# Unter Debian Anwendungen(Firestarte,Azureus) beim booten mitstarten



## Binio (19. November 2006)

Hallo möchte im grunde Firestarter,Azureus,etc als Dienst beim hochfahren von Debian mitstarten. Gibt es da ein Tool oder Befehl für? ein Algemeinen wo man nicht speziel für jede Anwendung eine andere conf editieren muss ? Würde später auch gerne noch andere Anwendung easy hinzufügen wollen.
Bin für jeden Tip sehr dankbar

Robert


----------



## Dirk Abe (19. November 2006)

Binio hat gesagt.:


> Hallo möchte im grunde Firestarter,Azureus,etc als Dienst beim hochfahren von Debian mitstarten.
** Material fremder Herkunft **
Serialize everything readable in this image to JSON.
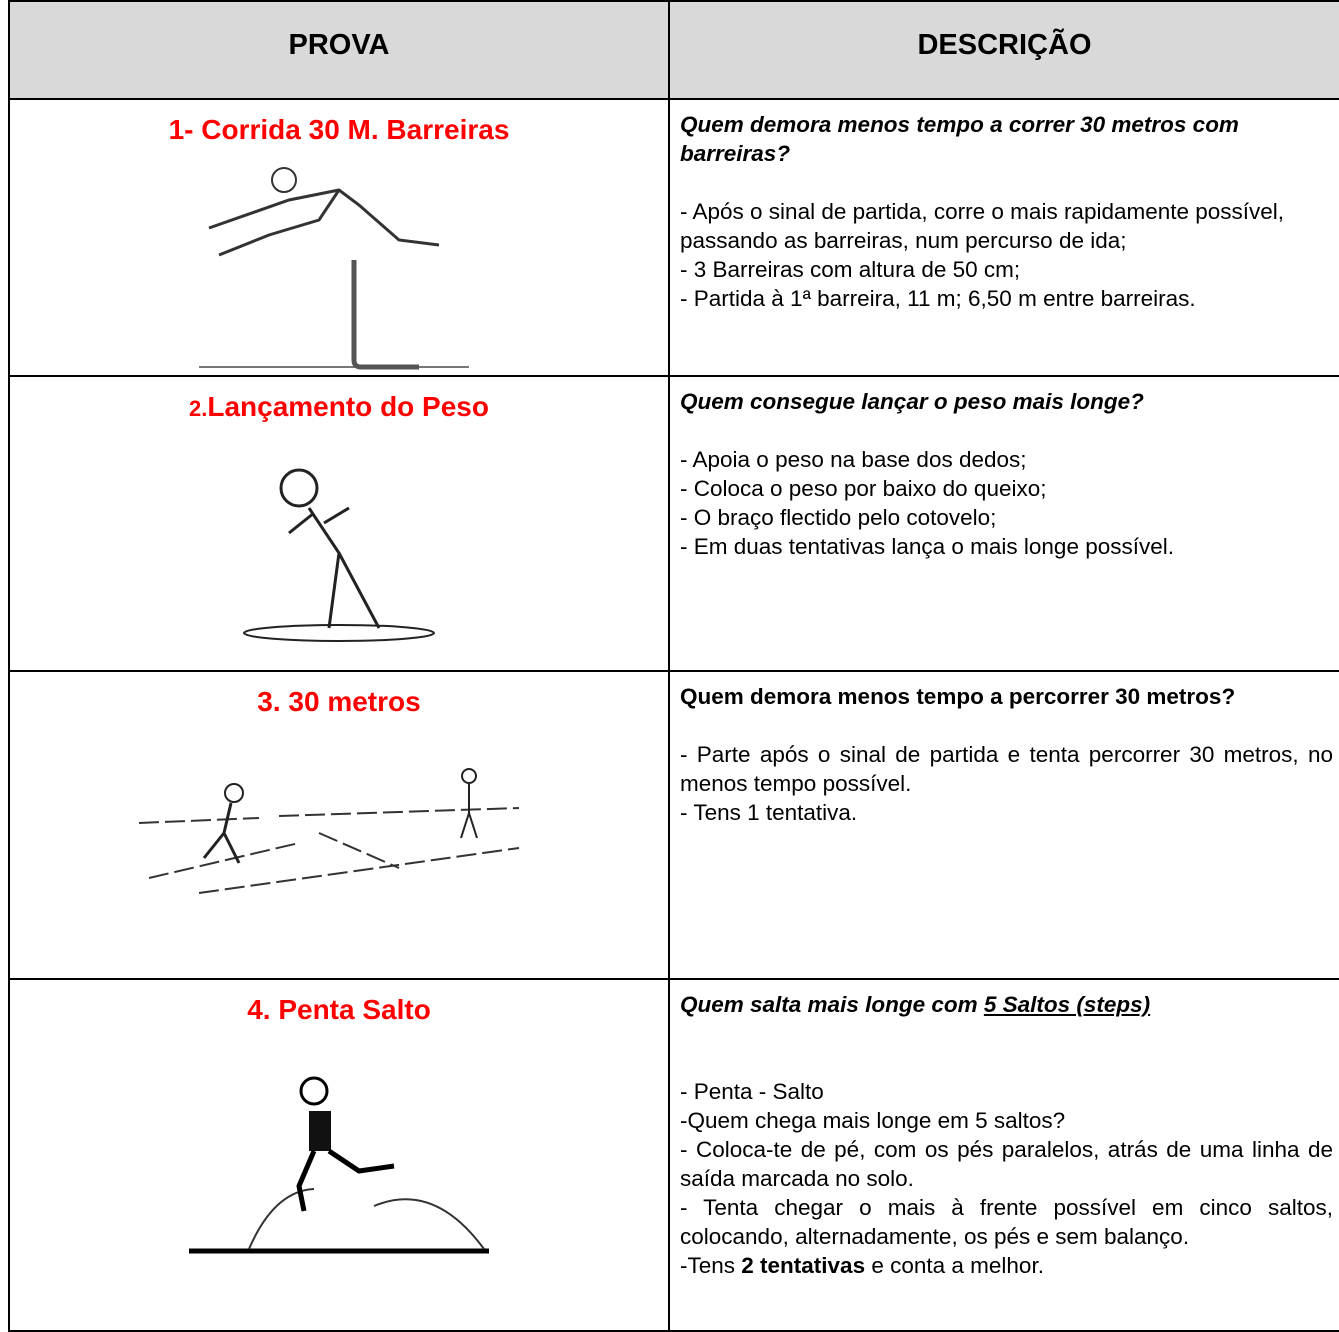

Gibt es da ein Tool oder Befehl für? ein Algemeinen wo man nicht speziel für jede Anwendung eine andere conf editieren muss ? Würde später auch gerne noch andere Anwendung easy hinzufügen wollen.
> Bin für jeden Tip sehr dankbar
> 
> Robert



*Dienste* startetest Du so:
http://www.debiananwenderhandbuch.de/init.html

Normale *Programme* kannst Du sowohl über die Autostartfunktion deines Desktops
starteten als auch über xinit-Scripte beim Hochfahren des X-Servers.
Obriger Link hiflt auch da weiter.

Grüße

Dirk


----------